We took the resulting product this summer and road-tested it. At 13 meetings in 12 towns across the country, we walked through the detailed elements of Foundation for the Future in front of 1,300 dairy producers, and others involved in our business. It’s fair to say that no other dairy program has received the same degree of scrutiny or self- assessment, either within the industry, or by Congress. Even the safety net policy we have today, featuring the MILC and the price support programs, hasn’t received nearly the thorough examination that Foundation for the Future was subject to this year.

What we heard during our summer grassroots tour was a uniform agreement that the status quo is not acceptable, because it didn’t prevent the loss of billions of dollars in equity two years ago, and it leaves farmers equally vulnerable when the next market downturn arrives. Most farmers clearly see the value in a margin-based safety net, since our current price-centered programs were designed in the 20th century, for milk price targets that are no longer relevant in the new era of much higher feed costs. Thus, a margin insurance program was well received.

Many producers also see the value in having a means of managing the market during periods of low margins, in order to hasten a recovery. The current approach where individual farms make decisions to keep putting out more milk when margins are bad, even if the collective impact of those specific choices is bad for every farmer, is less than desirable. Hence, Foundation for the Future initially contained a mandatory Market Stabilization program to put the brakes on milk output when dire conditions imperil every farm’s bottom line.

But a compulsory approach to stabilizing the market in such a fashion proved to be a daunting goal. In essence, it was the potentially perfect solution that, for a variety of reasons, was not going to be politically possible to achieve.

So now, we’ve engaged in a course correction. No longer is the Dairy Market Stabilization Program going to be mandatory. In fact, the approach we have endorsed, which is now embodied in the new “Dairy Security Act of 2011,” introduced last week in the House of Representatives, offers farmers a clear choice.

Those who wish to have government-subsidized margin insurance, at both a basic and supplemental level, can opt for that safety net…but they must also then agree to participate in the market stabilization program, so they are expected be part of the solution when the problem of poor margins appears. On the other hand, those who for whatever reason don’t want the government to tell them what to produce will not be asked to help stabilize the market…but they don’t receive any help from the government if and when market conditions are poor.

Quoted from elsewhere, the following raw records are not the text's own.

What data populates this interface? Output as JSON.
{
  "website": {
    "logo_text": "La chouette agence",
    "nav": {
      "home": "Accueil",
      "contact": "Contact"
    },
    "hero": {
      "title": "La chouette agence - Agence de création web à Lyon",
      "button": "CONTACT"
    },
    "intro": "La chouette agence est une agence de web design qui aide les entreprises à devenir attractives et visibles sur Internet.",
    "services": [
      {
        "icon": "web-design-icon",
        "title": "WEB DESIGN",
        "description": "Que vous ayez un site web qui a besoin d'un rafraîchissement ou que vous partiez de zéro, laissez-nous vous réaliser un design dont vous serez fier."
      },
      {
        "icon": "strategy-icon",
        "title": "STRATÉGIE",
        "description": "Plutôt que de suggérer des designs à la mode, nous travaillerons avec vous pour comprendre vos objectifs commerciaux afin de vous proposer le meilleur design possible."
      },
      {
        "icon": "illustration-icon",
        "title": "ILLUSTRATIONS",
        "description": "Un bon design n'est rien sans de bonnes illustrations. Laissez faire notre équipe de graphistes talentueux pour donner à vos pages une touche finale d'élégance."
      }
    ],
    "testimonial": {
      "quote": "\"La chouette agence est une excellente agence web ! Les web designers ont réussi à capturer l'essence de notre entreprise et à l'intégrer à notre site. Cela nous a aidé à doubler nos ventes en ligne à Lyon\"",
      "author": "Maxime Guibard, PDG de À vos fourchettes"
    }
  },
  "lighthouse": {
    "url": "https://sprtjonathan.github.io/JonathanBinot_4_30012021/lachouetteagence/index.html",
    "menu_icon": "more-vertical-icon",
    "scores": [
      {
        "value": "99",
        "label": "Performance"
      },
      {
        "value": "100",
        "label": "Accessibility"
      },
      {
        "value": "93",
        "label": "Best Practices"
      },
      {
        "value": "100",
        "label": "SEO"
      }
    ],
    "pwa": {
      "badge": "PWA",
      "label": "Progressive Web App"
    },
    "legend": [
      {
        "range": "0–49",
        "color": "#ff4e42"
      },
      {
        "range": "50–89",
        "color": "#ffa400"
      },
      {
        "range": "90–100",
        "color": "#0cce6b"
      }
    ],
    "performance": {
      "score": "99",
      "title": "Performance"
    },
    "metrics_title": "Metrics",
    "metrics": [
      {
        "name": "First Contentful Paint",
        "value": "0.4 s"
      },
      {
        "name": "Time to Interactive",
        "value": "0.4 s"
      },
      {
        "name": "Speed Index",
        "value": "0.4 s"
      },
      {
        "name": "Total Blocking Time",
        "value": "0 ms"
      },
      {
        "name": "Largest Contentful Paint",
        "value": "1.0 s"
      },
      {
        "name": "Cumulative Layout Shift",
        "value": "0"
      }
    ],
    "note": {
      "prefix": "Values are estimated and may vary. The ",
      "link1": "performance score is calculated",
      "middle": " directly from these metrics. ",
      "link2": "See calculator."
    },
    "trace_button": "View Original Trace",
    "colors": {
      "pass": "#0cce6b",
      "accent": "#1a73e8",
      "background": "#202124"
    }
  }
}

The beauty of this approach is that it preserves a safety net for those who want it, and yet it also offers others a complete free-market approach. And just as the federal government is being forced to cut back spending and entitlements in other areas, there is no more free lunch with this new dairy program: there is no free government money without a corresponding obligation to help the greater good of the industry. We are past the point as a country where people can expect something for nothing from Uncle Sam.

In addition to the safety net components, the Dairy Security Act requires the U.S. Department of Agriculture to reform the way the Class III price is determined, doing away with end product pricing formulas and make allowances, and going to a competitive pay price.

Is this pivot toward a compromise approach a perfect solution? Of course not, and there will remain those who either feel it does too much, or doesn’t go far enough. But it’s a sound foundation, economically and politically. Compared to current program, the DSA saves taxpayers $131 million over ten years, which is good politics and good policy. Beyond being a necessary course correction, it’s the correct course for America’s dairy producers.